Non, pas plus que le président de la République ne porte atteinte à la séparation des pouvoirs quand il prône la diminution du nombre de députés ou de sénateurs, ou quand il veut accélérer le processus législatif ou interdire le cumul des mandats.

Personne n’a poussé les hauts cris à ce moment-là, et le principe de la séparation des pouvoirs, à juste titre, n’a pas été évoqué. Les sénateurs n’ont pas à reprocher au président de s’immiscer dans les affaires du Parlement parce qu’il veut diminuer le nombre de parlementaires. De la même façon, le Sénat ne sort pas de son rôle quand il parle d’éthique ou de droit du travail dans l’organisation de l’Elysée.

Pourquoi le Sénat s’attire-t-il les foudres du gouvernement ?

Il faut rappeler que la fonction première du Parlement n’est pas de voter la loi, mais de contrôler l’action de l’exécutif et l’utilisation des deniers publics. Avec la commission d’enquête sur l’affaire Benalla, le Sénat retrouve cette fonction du Parlement oubliée trop longtemps. Comme l’Assemblée nationale est soudée à l’exécutif par la grâce du scrutin majoritaire à deux tours [qui facilite les majorités tranchées, d'autant plus depuis que les législatives sont organisées dans la foulée de la présidentielle depuis l'instauration du quinquennat en 2002], le contre–pouvoir passe nécessairement par le Sénat.

Or le Sénat, lui, ne donne pas de majorité automatique à l’exécutif et c’est vrai depuis longtemps. C’est le Sénat qui se mobilise pour fait tomber le général De Gaulle en 1969, avec Alain Poher prenant la tête du « cartel des non » au référendum [perdu par le général De Gaulle et portant précisément sur la réforme du Sénat]. Et faire le tomber le général De Gaulle, ce n’était pas rien ! C’est le Sénat encore qui a bloqué les réformes voulues par le président François Mitterrand sur l’extension du référendum.

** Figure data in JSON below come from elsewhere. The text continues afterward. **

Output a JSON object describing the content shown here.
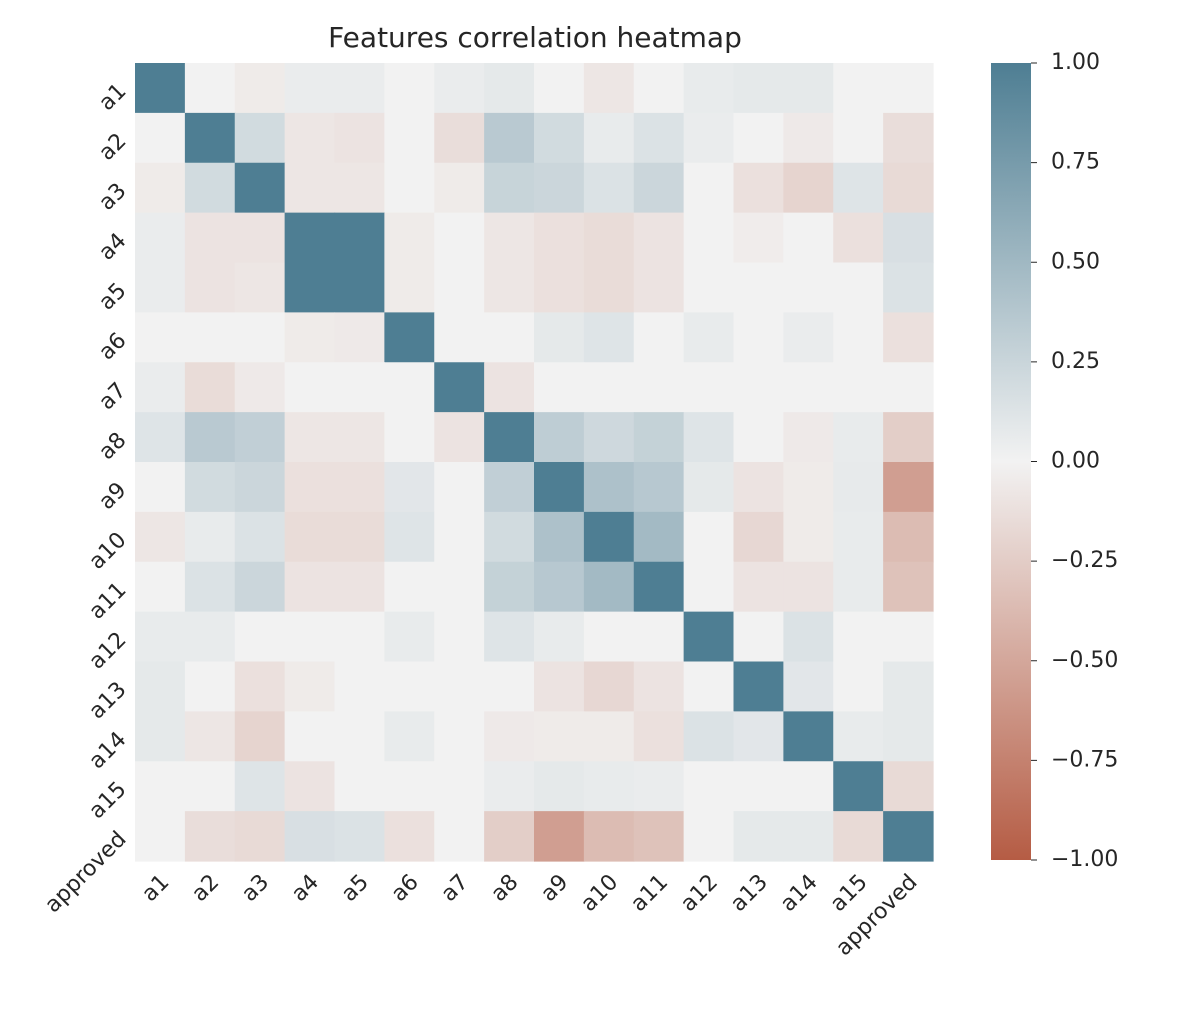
{
  "chart_data": {
    "type": "heatmap",
    "title": "Features correlation heatmap",
    "labels": [
      "a1",
      "a2",
      "a3",
      "a4",
      "a5",
      "a6",
      "a7",
      "a8",
      "a9",
      "a10",
      "a11",
      "a12",
      "a13",
      "a14",
      "a15",
      "approved"
    ],
    "matrix": [
      [
        1.0,
        0.0,
        -0.05,
        0.05,
        0.05,
        0.0,
        0.05,
        0.08,
        0.0,
        -0.08,
        0.0,
        0.06,
        0.08,
        0.08,
        0.0,
        0.0
      ],
      [
        0.0,
        1.0,
        0.2,
        -0.08,
        -0.1,
        0.0,
        -0.14,
        0.35,
        0.2,
        0.06,
        0.14,
        0.05,
        0.0,
        -0.06,
        0.0,
        -0.14
      ],
      [
        -0.05,
        0.2,
        1.0,
        -0.08,
        -0.08,
        0.0,
        -0.05,
        0.26,
        0.24,
        0.14,
        0.24,
        0.0,
        -0.12,
        -0.2,
        0.12,
        -0.16
      ],
      [
        0.05,
        -0.1,
        -0.1,
        1.0,
        1.0,
        -0.05,
        0.0,
        -0.08,
        -0.12,
        -0.15,
        -0.1,
        0.0,
        -0.04,
        0.0,
        -0.12,
        0.16
      ],
      [
        0.05,
        -0.1,
        -0.08,
        1.0,
        1.0,
        -0.05,
        0.0,
        -0.08,
        -0.12,
        -0.15,
        -0.1,
        0.0,
        0.0,
        0.0,
        0.0,
        0.14
      ],
      [
        0.0,
        0.0,
        0.0,
        -0.05,
        -0.06,
        1.0,
        0.0,
        0.0,
        0.08,
        0.12,
        0.0,
        0.06,
        0.0,
        0.05,
        0.0,
        -0.12
      ],
      [
        0.05,
        -0.15,
        -0.06,
        0.0,
        0.0,
        0.0,
        1.0,
        -0.1,
        0.0,
        0.0,
        0.0,
        0.0,
        0.0,
        0.0,
        0.0,
        0.0
      ],
      [
        0.12,
        0.35,
        0.3,
        -0.08,
        -0.08,
        0.0,
        -0.1,
        1.0,
        0.32,
        0.22,
        0.28,
        0.12,
        0.0,
        -0.06,
        0.06,
        -0.24
      ],
      [
        0.0,
        0.2,
        0.24,
        -0.12,
        -0.12,
        0.1,
        0.0,
        0.3,
        1.0,
        0.42,
        0.36,
        0.08,
        -0.1,
        -0.05,
        0.07,
        -0.56
      ],
      [
        -0.08,
        0.06,
        0.14,
        -0.15,
        -0.15,
        0.12,
        0.0,
        0.2,
        0.42,
        1.0,
        0.48,
        0.0,
        -0.18,
        -0.05,
        0.06,
        -0.36
      ],
      [
        0.0,
        0.14,
        0.24,
        -0.1,
        -0.1,
        0.0,
        0.0,
        0.28,
        0.36,
        0.48,
        1.0,
        0.0,
        -0.1,
        -0.1,
        0.06,
        -0.32
      ],
      [
        0.06,
        0.06,
        0.0,
        0.0,
        0.0,
        0.06,
        0.0,
        0.12,
        0.06,
        0.0,
        0.0,
        1.0,
        0.0,
        0.14,
        0.0,
        0.0
      ],
      [
        0.08,
        0.0,
        -0.12,
        -0.05,
        0.0,
        0.0,
        0.0,
        0.0,
        -0.1,
        -0.18,
        -0.1,
        0.0,
        1.0,
        0.1,
        0.0,
        0.08
      ],
      [
        0.08,
        -0.08,
        -0.2,
        0.0,
        0.0,
        0.06,
        0.0,
        -0.06,
        -0.05,
        -0.05,
        -0.12,
        0.14,
        0.1,
        1.0,
        0.06,
        0.08
      ],
      [
        0.0,
        0.0,
        0.12,
        -0.1,
        0.0,
        0.0,
        0.0,
        0.05,
        0.08,
        0.06,
        0.05,
        0.0,
        0.0,
        0.0,
        1.0,
        -0.16
      ],
      [
        0.0,
        -0.14,
        -0.16,
        0.16,
        0.14,
        -0.12,
        0.0,
        -0.24,
        -0.56,
        -0.36,
        -0.32,
        0.0,
        0.08,
        0.08,
        -0.16,
        1.0
      ]
    ],
    "colorbar": {
      "min": -1.0,
      "max": 1.0,
      "ticks": [
        "1.00",
        "0.75",
        "0.50",
        "0.25",
        "0.00",
        "−0.25",
        "−0.50",
        "−0.75",
        "−1.00"
      ]
    },
    "colors": {
      "positive": "#4e7e93",
      "neutral": "#f2f2f2",
      "negative": "#b55c44"
    }
  }
}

Ce contre–pouvoir a constamment provoqué l’irritation de l’exécutif contre une chambre qu’il n’a jamais réussi à contrôler. Car le Sénat a toujours été dans l’opposition à l’exécutif, parfois sous une forme forte, comme on l’a vu avec le général De Gaulle, parfois sous une forme plus douce, comme c’était le cas contre Valéry Giscard d’Estaing. Tous les contre–pouvoirs agacent, mais sans contre–pouvoirs, il n’y a pas de démocratie.